The gradual onset of industrialisation then undermined this art. When the state foundry in Berlin was closed down in 1873, no injustice was done, for artificial iron casting had ceased to have an effect as a cultural carrier.
Only Lauchhammer tenaciously held on to the tradition. In 1921, at the beginning of a long-planned series, this foundry again brought out a Christmas plaque and thus, as 200 years ago, gave the impetus for renewed care and attention to artificial iron casting.
Tasteful considerations were the reason, but today, due to the savings in copper, there are also significant economic intentions. It will always be difficult to cast full sculptures in iron, as it is impossible to make corrections after casting and only the cumbersome and expensive lost wax process allows seamless castings. However, for reliefs, plaques, medals, and inscription plates to be cast conically from a sand mould, iron is a willing and, in its austere blackness, an interesting material. But we must not fall into the mistake, which can be observed again and again, of simply casting models in iron that were intended for bronze.

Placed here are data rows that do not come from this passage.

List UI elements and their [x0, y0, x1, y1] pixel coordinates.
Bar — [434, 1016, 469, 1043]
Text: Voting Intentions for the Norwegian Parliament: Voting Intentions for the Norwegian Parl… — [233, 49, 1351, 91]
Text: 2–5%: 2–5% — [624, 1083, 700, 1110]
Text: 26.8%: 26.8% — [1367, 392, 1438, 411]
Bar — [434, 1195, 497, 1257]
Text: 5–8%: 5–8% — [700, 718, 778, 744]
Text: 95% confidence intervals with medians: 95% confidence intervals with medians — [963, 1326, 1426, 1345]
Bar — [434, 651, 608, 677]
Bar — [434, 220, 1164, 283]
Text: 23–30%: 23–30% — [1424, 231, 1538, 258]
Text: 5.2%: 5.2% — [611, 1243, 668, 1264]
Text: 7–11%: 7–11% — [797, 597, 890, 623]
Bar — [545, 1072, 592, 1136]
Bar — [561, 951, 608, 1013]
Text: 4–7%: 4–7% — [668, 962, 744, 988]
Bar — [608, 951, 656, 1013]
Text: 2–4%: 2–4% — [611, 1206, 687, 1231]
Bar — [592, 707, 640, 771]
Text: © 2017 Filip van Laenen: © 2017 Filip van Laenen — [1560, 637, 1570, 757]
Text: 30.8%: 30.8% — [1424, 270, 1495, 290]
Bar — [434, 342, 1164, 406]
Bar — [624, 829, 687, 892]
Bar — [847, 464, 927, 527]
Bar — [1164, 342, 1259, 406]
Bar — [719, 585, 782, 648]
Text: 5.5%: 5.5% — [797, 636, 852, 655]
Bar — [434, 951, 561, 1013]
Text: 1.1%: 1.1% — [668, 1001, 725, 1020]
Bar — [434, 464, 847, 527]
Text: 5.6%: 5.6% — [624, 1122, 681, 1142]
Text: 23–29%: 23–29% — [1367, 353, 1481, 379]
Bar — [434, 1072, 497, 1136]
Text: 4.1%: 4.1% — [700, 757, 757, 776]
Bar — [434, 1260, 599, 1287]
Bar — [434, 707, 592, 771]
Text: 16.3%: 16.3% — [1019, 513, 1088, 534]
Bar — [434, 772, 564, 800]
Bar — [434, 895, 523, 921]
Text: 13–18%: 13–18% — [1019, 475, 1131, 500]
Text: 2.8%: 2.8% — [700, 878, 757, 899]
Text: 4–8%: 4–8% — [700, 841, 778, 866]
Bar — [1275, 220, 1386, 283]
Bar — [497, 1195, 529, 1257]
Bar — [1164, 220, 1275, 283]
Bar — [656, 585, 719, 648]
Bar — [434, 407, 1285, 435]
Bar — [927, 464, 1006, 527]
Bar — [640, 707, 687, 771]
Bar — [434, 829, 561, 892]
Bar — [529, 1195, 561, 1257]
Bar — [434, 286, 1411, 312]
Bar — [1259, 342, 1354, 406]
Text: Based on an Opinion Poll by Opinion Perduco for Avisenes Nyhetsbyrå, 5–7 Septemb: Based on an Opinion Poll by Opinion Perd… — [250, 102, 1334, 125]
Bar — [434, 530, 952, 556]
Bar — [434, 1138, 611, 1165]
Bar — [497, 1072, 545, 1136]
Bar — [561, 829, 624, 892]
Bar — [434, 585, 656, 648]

The far greater lightlessness of iron - in comparison to bronze - demands its very own taut and concise shaping. This correct, iron-like character of the relief can only be achieved through the negative cut; only through the cut, as a contrast to the softer modelling, does the creator have the possibility to place the elevations hard and tightly in the little light. When the forms have become plump and precise through this technique, only then does the charm of the iron fully reveal itself.